Mutabaruka also believes that Bob Marley, Louise Bennett, Mary Seacole and Tacky, who led a slave rebellion in July 1760, should be bestowed with the honour.
"Tacky lead the biggest slave rebellion in Jamaica. He is just as important as Nanny," Mutabaruka said.
He admitted though that the fact that someone thinks he deserves this honour, speaks to the body of work he has been doing over the years to educate Jamaicans about their history.
"We have been doing programme [on the radio] for 20 odd years, and it must have reached a group of people, especially the young people who started out listening in the early years, who recognise that what we are doing is important," Mutabaruka told THE STAR.
"When we just started, a lot of people used to say a mad man, a foolishness, and they used to shun it. But the more people grow and get expose they realise that it is not foolishness."

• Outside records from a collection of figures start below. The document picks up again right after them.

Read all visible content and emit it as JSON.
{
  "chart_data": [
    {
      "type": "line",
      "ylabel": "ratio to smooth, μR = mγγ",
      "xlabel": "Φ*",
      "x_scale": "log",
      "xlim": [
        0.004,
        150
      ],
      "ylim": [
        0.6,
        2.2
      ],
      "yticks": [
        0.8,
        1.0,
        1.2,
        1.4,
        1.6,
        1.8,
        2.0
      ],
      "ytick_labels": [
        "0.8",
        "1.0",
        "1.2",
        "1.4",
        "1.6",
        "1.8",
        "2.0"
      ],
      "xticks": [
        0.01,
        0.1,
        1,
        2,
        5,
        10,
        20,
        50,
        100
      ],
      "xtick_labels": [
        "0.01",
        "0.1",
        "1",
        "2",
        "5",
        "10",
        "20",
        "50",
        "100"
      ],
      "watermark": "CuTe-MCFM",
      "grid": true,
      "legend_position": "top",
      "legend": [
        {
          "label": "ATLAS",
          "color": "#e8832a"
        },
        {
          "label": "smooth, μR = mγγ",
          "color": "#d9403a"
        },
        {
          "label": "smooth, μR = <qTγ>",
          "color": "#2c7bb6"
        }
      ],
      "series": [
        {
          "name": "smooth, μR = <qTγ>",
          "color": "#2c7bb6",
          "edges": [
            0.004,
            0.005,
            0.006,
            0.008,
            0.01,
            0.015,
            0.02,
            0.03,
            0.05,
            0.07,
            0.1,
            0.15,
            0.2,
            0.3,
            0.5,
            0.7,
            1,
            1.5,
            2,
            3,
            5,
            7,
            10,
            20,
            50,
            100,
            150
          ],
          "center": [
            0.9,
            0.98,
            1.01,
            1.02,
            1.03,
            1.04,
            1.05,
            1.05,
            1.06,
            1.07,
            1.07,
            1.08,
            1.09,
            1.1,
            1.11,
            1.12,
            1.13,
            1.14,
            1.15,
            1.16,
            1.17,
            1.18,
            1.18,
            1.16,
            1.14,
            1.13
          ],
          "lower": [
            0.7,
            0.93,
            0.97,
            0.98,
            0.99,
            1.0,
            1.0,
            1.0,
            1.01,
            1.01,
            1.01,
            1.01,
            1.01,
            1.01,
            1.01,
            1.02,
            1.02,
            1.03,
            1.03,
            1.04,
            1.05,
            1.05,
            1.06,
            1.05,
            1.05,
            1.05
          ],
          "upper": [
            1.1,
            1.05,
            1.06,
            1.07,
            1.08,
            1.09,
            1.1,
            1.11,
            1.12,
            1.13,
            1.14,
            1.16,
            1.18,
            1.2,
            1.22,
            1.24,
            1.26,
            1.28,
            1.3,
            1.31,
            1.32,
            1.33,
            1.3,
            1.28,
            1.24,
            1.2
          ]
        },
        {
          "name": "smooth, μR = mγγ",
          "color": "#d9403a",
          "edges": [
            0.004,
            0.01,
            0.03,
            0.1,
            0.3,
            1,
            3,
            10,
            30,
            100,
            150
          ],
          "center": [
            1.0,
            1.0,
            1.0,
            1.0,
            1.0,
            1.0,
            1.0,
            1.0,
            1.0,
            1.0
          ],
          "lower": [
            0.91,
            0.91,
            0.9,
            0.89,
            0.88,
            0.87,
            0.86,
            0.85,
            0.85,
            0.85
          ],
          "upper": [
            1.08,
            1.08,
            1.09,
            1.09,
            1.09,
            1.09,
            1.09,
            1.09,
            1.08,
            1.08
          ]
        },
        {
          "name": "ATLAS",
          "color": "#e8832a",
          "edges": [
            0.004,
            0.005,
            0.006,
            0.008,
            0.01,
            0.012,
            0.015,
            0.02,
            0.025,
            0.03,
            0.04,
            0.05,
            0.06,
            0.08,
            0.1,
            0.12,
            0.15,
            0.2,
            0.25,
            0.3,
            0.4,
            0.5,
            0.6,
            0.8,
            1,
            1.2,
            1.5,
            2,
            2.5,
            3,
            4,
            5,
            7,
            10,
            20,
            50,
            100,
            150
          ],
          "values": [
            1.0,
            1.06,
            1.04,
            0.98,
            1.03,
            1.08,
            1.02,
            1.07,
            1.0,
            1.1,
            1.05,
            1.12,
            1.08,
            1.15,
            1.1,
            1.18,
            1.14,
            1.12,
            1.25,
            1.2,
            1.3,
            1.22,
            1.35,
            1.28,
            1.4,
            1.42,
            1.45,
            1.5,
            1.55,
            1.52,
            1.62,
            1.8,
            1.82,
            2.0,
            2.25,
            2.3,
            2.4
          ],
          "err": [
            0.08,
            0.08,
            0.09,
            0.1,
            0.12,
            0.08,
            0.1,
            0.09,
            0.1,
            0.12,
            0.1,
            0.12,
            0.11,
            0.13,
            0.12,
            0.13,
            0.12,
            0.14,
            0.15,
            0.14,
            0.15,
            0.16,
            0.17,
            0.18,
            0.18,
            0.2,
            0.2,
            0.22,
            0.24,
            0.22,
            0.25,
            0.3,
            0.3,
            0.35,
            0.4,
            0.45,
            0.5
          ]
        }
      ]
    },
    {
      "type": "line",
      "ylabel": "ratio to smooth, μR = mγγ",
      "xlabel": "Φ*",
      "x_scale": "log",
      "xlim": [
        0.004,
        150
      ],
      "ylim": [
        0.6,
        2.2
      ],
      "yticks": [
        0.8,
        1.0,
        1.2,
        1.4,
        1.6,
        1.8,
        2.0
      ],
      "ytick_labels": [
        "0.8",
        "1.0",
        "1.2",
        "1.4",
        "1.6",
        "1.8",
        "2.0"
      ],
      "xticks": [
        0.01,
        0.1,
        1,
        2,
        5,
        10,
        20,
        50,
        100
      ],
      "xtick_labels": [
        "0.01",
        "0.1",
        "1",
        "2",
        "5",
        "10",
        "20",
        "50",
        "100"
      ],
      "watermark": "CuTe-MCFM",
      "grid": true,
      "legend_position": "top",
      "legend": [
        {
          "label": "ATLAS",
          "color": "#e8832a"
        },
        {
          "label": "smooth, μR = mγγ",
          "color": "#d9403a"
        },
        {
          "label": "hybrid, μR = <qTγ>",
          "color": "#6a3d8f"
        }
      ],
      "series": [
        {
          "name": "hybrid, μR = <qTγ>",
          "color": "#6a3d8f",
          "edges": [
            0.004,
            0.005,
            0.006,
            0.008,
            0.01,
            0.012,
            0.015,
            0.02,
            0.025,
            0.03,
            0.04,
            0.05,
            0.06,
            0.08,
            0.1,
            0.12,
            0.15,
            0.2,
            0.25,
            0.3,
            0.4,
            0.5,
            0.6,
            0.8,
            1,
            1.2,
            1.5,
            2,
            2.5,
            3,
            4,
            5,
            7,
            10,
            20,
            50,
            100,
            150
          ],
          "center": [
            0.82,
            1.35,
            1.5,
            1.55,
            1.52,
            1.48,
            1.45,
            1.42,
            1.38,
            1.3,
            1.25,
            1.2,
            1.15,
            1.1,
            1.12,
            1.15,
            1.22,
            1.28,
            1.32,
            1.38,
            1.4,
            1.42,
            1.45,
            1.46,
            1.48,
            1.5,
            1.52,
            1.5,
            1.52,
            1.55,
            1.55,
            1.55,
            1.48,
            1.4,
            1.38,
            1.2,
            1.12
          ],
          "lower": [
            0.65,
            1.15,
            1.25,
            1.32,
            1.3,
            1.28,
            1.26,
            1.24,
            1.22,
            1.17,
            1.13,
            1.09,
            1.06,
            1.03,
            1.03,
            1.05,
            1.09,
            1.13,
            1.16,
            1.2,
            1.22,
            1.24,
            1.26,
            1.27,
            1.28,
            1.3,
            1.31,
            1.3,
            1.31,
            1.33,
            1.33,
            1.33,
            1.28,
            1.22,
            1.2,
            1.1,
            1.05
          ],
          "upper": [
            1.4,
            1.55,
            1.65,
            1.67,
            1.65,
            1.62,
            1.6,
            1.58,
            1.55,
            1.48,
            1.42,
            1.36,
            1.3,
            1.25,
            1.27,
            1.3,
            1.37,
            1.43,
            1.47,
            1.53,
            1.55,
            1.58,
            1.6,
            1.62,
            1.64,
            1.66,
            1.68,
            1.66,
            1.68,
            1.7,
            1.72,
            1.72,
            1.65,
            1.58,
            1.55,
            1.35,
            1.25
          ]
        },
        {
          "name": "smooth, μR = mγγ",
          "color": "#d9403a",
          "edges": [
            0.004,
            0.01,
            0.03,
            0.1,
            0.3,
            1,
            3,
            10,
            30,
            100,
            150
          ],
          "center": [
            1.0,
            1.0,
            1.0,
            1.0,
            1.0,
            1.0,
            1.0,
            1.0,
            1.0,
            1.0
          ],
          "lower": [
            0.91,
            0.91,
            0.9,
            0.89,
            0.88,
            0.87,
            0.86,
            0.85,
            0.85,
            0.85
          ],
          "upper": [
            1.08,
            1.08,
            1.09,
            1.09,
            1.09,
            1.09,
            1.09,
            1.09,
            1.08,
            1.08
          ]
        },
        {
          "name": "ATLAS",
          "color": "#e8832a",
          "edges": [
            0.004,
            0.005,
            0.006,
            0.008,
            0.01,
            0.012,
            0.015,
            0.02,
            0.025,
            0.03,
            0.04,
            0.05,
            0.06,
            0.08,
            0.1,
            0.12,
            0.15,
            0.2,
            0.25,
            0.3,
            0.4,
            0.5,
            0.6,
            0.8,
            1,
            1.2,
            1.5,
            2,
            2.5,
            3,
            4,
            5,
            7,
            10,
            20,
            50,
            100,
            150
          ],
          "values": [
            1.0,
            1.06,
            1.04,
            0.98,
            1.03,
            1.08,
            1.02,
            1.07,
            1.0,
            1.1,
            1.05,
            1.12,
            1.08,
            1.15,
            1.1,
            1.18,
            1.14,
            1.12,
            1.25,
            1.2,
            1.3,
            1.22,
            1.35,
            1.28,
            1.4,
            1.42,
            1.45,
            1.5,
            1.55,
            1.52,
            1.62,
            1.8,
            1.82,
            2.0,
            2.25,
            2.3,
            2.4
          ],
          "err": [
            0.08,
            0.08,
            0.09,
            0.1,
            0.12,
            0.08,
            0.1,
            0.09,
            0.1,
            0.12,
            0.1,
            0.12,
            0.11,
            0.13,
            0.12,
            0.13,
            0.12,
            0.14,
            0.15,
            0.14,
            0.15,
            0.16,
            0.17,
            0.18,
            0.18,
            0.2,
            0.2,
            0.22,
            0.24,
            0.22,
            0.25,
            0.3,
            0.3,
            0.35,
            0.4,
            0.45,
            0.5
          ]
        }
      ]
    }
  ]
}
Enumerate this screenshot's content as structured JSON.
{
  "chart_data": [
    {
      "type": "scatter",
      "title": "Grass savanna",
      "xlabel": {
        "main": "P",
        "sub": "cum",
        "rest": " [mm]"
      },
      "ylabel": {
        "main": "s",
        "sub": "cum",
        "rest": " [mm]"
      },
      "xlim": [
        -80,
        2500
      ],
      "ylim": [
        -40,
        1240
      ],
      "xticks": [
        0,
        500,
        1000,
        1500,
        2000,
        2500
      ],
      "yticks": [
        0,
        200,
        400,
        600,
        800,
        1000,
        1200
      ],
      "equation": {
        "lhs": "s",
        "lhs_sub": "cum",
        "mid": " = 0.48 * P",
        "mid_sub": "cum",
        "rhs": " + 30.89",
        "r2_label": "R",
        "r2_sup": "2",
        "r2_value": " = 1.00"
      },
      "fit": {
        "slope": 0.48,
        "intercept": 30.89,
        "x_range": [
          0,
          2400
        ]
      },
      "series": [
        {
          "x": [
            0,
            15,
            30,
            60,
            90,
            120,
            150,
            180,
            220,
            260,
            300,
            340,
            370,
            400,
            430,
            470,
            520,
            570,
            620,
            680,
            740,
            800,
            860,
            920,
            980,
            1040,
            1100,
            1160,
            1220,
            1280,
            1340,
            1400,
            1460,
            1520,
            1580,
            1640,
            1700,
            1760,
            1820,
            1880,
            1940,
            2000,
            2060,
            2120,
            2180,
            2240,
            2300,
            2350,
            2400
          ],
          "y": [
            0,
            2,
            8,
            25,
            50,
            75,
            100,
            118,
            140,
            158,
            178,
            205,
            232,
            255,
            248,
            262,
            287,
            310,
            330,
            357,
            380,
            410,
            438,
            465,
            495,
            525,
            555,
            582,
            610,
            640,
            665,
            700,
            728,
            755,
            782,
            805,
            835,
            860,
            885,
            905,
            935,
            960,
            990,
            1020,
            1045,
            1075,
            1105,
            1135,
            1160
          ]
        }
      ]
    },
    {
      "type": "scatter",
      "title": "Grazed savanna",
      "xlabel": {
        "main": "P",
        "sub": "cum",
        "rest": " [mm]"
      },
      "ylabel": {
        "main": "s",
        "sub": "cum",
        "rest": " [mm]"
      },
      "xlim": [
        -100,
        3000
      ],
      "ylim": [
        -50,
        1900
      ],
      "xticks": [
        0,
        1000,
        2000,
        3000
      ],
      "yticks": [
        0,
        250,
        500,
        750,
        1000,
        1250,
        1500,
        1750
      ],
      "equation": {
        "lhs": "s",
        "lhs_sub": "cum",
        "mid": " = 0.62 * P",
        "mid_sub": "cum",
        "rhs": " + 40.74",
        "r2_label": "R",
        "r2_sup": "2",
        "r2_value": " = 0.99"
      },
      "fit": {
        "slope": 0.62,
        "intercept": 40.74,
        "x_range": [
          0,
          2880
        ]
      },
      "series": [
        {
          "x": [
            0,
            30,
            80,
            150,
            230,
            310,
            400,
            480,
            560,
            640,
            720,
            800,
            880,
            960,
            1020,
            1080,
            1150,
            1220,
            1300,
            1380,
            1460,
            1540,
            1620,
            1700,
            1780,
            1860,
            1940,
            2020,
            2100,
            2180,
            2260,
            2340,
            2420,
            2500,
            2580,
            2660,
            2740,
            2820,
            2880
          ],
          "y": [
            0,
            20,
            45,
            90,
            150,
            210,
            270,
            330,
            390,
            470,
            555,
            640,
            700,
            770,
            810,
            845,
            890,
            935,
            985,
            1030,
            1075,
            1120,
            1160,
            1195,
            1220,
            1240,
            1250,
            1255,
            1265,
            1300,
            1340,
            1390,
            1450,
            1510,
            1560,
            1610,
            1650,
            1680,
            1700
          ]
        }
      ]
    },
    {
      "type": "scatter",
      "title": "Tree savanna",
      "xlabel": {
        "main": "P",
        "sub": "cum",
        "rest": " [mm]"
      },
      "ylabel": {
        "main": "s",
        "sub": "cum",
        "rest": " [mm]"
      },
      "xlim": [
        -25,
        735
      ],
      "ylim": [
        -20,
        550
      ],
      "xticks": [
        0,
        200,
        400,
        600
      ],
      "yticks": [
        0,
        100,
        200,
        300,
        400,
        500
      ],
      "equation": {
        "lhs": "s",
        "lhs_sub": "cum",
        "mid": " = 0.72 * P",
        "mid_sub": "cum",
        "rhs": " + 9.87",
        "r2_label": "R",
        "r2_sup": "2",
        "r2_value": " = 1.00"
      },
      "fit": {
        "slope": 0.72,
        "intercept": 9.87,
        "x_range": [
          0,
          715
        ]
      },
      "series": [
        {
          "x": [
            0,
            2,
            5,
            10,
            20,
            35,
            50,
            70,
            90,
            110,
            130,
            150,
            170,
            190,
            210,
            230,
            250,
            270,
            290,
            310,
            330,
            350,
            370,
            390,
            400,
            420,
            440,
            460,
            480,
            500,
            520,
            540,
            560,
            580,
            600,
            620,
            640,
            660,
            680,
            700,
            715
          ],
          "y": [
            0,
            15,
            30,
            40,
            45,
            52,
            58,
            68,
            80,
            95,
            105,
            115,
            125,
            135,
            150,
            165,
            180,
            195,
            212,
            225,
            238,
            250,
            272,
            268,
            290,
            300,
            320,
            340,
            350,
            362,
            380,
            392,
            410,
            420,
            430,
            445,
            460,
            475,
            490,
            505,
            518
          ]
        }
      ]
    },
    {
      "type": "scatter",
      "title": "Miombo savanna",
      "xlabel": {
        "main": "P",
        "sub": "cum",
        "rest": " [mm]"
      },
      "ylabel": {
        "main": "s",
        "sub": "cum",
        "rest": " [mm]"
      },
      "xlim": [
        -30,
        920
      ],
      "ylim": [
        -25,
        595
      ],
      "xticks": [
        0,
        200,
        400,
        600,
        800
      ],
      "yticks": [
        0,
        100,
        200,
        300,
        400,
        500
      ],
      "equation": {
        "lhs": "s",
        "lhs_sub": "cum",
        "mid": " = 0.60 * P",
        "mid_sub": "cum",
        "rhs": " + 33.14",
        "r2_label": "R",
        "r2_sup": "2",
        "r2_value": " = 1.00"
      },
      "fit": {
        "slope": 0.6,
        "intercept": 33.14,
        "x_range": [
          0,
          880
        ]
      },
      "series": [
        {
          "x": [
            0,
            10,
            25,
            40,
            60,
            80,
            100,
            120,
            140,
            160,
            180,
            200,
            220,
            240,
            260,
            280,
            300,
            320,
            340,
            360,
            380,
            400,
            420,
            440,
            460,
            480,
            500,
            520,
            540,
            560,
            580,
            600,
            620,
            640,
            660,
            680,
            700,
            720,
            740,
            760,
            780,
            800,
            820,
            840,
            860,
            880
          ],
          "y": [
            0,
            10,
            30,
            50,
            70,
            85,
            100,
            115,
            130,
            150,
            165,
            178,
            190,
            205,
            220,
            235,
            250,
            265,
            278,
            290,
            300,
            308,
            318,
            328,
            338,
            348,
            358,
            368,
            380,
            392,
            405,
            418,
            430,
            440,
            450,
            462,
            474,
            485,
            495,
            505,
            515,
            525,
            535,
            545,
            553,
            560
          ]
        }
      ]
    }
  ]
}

Mutabaruka said he is also appreciated for his teachings beyond the borders of Jamaica.
"I feel good because at my age and to be still appealing to young people [it is great]. I don't know of anyone on radio who appeal to so many young people. It is really saying something," Mutabaruka said. "Those students who I meet all over the world in universities who send for me, they recognise that something that we are saying, something that resonate with them. So they keep gravitating towards me."
The petition to make Mutabaruka a national hero needs 15,000 signatures before October 23 for the matter to be raised in Parliament.